If she had a riposte—and she almost certainly did—he didn’t hear it, for again he took off. But this time instead of running to the building, he ran to its side, reasoning that Juba would cut through the cathedral, find a way to reach the other side, and make his break into traffic, where he’d hijack a car or maybe just hot-wire something parked nearby. Juba would know what to do, that was for certain.

Bob came around the rear of the immense building, stepped out of its shade into sunlight, and noted that on this street traffic had stopped, pedestrians had disappeared, but all the cop cars with flashing lightbars and still screaming sirens were half a block away, clustered at the intersection. He slowed, but not much, negotiating the far side of the cathedral complex, and came to an arch, out of which, at that precise point in time, came a husky priest. As priests don’t normally wear mics, yellow shooting glasses, or carry Krinkov assault rifles, he understood, in supertime, who it was. His reactions were appropriate. It was an open field tackle, low into the hips, no arms wrapping around, and, as the two crashed together, Juba’s rifle flew. Each endured a moment of spangled confusion, but each came up fast.

“Freeze!” yelled Bob, the Glock locked on Juba’s midsection.

“No shoot, no shoot!” yelled Juba, in English, his arms flying upward. “Please, sir, no shoot!”

But then, unaware or not caring that it was an empty gun that tethered him in place, he moved so fast, Bob could not keep up, even if he squeezed on an empty chamber. It was Systema Spetsnaz, the Russian Special Forces fighting system, which is not built of memorized elaborate moves—they break down under pressure—but the natural physics of the body relative to strength, balance, practice, and experience, the latter of which he had plenty. It began as a wave, a crest of energy, rushing through the body to accumulate at the point of contact, accelerated through the universe in warp drive, and was delivered at a speed that has no place in time, the limb going so fast, so soon, it rendered itself invisible. The hollow of Juba’s foot hit Bob in the head so hard, it knocked him straight to Wonderland, and Alice and the White Rabbit played chess on his ruined skull for one or two seconds, and, when he recovered, the fight was over, and Juba, having recovered his rifle, stood over him to finish things off for good and all.

But he didn’t.

Instead, he spat something in Arabic, turned, and, fleet as a deer, amazingly fast for such a big man, headed down the street.
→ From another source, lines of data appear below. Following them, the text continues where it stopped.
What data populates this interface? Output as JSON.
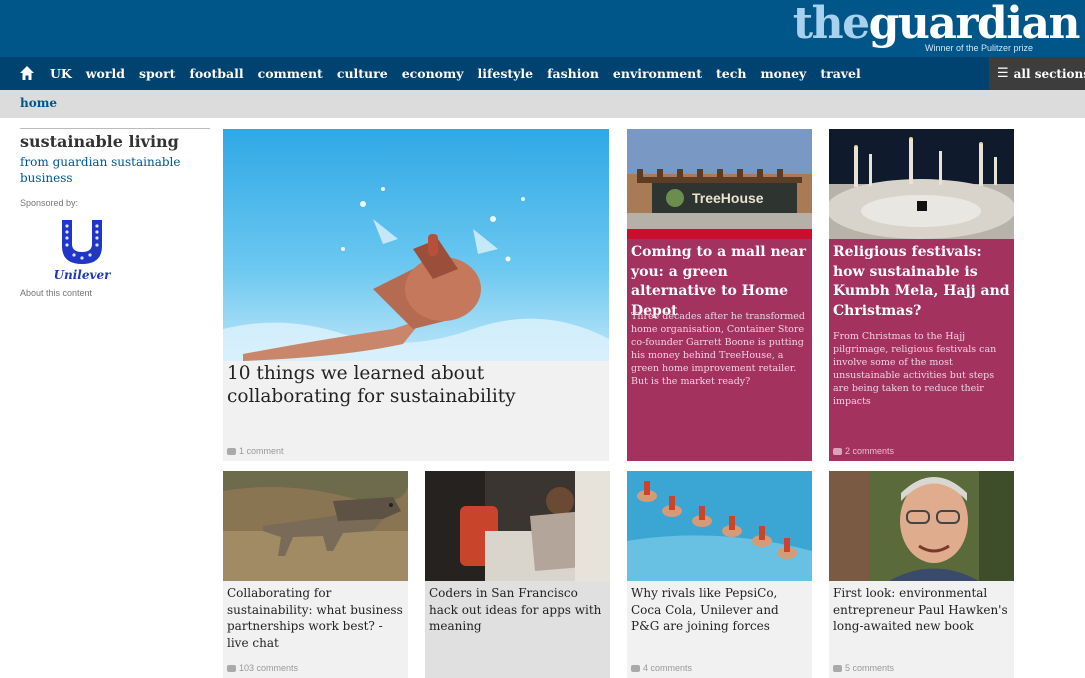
{
  "header": {
    "logo_the": "the",
    "logo_guardian": "guardian",
    "tagline": "Winner of the Pulitzer prize"
  },
  "nav": {
    "home_icon": "home-icon",
    "items": [
      "UK",
      "world",
      "sport",
      "football",
      "comment",
      "culture",
      "economy",
      "lifestyle",
      "fashion",
      "environment",
      "tech",
      "money",
      "travel"
    ],
    "all_sections": "all sections"
  },
  "breadcrumb": "home",
  "sidebar": {
    "title": "sustainable living",
    "subtitle": "from guardian sustainable business",
    "sponsored_by": "Sponsored by:",
    "sponsor_logo_text": "Unilever",
    "about": "About this content"
  },
  "cards": {
    "feature": {
      "headline": "10 things we learned about collaborating for sustainability",
      "comments": "1 comment"
    },
    "mall": {
      "image_sign": "TreeHouse",
      "headline": "Coming to a mall near you: a green alternative to Home Depot",
      "standfirst": "Three decades after he transformed home organisation, Container Store co-founder Garrett Boone is putting his money behind TreeHouse, a green home improvement retailer. But is the market ready?"
    },
    "festivals": {
      "headline": "Religious festivals: how sustainable is Kumbh Mela, Hajj and Christmas?",
      "standfirst": "From Christmas to the Hajj pilgrimage, religious festivals can involve some of the most unsustainable activities but steps are being taken to reduce their impacts",
      "comments": "2 comments"
    },
    "wolves": {
      "headline": "Collaborating for sustainability: what business partnerships work best? - live chat",
      "comments": "103 comments"
    },
    "coders": {
      "headline": "Coders in San Francisco hack out ideas for apps with meaning"
    },
    "rivals": {
      "headline": "Why rivals like PepsiCo, Coca Cola, Unilever and P&G are joining forces",
      "comments": "4 comments"
    },
    "hawken": {
      "headline": "First look: environmental entrepreneur Paul Hawken's long-awaited new book",
      "comments": "5 comments"
    }
  },
  "colors": {
    "brand_blue": "#005689",
    "nav_blue": "#004370",
    "magenta": "#a3325f",
    "grey_bg": "#f1f1f1"
  }
}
Bob tried to rise, to look about, to yell for backup, but all the squad cars were clustered halfway down the block at the intersection, lightbars pulsing red-blue distress, men scuttling for shooting positions, though the shooting seemed to have halted.

Bob’s knees went as a new wave of dizziness came over him, and he realized he had been hit so hard, he might die, as the pavement came up in a zoom shot to smash him in the nose, setting off more lights and frenzy.